Your lean baseline is ~15K. A bloated baseline is 50K+. Gap = huge cost over a week.

What uses tokens as you work

  • Every prompt + response
  • Every file Claude reads
  • Every MCP tool call (schema loads when invoked)
  • Every skill you invoke (full skill body loads)
  • Every data query result
  • Every command output

Watch a single session: from 20K to 200K tokens over 15-20 messages is normal. Watch for how fast context fills - that's your usage rate.

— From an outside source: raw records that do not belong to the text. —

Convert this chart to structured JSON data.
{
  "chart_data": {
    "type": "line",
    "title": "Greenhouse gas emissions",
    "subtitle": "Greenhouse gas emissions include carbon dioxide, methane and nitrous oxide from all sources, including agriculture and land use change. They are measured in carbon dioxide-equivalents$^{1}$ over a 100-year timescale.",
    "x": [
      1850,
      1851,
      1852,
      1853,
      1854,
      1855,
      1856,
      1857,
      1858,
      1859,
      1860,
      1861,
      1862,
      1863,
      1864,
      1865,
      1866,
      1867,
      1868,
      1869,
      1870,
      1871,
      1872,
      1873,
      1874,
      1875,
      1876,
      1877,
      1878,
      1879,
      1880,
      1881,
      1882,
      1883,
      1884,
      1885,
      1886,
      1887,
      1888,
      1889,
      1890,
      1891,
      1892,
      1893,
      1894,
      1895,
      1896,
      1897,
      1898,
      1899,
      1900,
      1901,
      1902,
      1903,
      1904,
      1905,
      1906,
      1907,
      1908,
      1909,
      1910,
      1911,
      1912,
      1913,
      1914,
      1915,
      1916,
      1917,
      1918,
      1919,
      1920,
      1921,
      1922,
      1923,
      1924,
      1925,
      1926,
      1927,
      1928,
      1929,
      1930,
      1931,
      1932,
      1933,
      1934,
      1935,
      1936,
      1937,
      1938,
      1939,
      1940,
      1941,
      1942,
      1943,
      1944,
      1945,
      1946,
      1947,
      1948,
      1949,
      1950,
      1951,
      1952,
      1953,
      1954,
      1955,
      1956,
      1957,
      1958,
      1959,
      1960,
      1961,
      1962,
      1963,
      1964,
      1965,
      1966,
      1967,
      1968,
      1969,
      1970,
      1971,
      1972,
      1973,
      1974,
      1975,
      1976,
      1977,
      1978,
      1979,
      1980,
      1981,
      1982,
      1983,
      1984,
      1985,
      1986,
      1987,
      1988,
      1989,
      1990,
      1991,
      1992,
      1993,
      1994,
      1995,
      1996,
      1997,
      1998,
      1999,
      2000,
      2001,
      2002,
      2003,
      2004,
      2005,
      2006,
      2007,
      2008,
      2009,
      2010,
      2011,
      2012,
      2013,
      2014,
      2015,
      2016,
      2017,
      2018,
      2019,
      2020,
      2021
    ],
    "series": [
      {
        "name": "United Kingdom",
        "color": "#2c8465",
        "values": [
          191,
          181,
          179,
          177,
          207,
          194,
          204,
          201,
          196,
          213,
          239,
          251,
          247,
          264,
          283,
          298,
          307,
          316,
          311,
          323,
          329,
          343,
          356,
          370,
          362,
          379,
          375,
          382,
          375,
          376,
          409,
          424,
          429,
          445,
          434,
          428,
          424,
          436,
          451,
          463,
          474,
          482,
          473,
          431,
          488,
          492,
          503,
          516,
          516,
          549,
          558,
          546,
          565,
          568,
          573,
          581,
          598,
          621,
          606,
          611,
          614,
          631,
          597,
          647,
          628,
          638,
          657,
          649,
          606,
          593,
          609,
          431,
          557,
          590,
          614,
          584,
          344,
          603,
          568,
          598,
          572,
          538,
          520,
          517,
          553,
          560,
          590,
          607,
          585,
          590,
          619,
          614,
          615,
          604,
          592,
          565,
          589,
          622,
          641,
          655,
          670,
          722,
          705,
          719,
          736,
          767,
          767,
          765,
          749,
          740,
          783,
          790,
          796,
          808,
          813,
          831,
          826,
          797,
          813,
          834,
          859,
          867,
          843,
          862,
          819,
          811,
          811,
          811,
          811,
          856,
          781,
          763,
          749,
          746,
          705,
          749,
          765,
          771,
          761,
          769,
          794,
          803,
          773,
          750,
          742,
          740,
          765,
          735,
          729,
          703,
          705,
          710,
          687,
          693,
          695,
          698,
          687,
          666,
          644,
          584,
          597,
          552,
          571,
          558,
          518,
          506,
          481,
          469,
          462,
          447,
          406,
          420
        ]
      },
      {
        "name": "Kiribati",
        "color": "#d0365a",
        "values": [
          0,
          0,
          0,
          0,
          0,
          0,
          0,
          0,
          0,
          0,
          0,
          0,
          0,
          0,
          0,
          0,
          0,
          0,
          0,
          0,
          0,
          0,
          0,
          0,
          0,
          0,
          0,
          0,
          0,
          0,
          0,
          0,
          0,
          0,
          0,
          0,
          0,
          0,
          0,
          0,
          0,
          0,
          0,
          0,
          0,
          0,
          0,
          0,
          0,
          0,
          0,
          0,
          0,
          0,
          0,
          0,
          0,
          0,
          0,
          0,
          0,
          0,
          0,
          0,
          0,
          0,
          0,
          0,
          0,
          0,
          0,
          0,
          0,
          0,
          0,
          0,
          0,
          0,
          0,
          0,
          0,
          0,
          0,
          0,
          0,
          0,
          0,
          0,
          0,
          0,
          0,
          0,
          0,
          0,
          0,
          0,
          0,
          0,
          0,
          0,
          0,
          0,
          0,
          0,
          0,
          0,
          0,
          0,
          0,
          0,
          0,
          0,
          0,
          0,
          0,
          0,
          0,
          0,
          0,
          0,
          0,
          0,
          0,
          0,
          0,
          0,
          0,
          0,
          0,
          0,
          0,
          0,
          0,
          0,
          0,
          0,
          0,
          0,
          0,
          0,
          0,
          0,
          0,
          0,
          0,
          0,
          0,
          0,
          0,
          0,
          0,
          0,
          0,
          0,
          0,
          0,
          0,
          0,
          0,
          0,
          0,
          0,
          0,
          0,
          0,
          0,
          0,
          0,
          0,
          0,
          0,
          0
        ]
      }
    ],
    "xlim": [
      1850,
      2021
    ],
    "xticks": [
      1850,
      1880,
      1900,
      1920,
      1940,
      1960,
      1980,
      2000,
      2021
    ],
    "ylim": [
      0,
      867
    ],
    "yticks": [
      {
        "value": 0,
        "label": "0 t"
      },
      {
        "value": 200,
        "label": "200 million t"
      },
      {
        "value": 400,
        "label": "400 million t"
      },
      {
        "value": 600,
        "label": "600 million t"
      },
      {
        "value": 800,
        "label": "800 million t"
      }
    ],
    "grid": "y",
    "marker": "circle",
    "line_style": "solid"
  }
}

The efficiency hierarchy (repeat from Module 08)

Most efficient to least

  1. Database queries - pre-aggregated, one call, minimal tokens
  2. CLIs - zero idle overhead, lean per call
  3. MCPs with deferred loading - small idle, moderate per call
  4. Large file reads - one big load hits context hard
  5. Web scraping + raw HTTP - most expensive + fragile

Practical impact

Token bloat doesn't usually break Claude. It just

  • Makes sessions feel slower
  • Costs you more if you're paying per token
  • Fills context faster - you hit the 50% rule sooner
  • Reduces how much actual work fits in one session

Keep overhead lean = longer productive sessions.

Power-user tips

  • Install ccstatusline - shows live context % + model + cost at the bottom of your terminal. Full walkthrough in Lesson 3.
  • Ask Claude about overhead - "how much context have I used in this session?"
  • Prefer DB queries over MCP calls for data you query often
  • Read parts of files, not whole files - "read rows 1-100" not "read this 10MB CSV"

Action items

☐ Understand: tokens are the currency of every session

☐ Remember: every message resends full history - cost compounds

☐ Know your baseline - what loads before you type

☐ Prefer databases > CLIs > MCPs > file reads for efficiency

Next lesson: Trimming your token overhead.

Exercises

  1. Review the concepts covered in this lesson: What Are Tokens.
  2. Write down your key takeaway from this lesson.
  3. Practice running any commands or prompts mentioned above inside your terminal.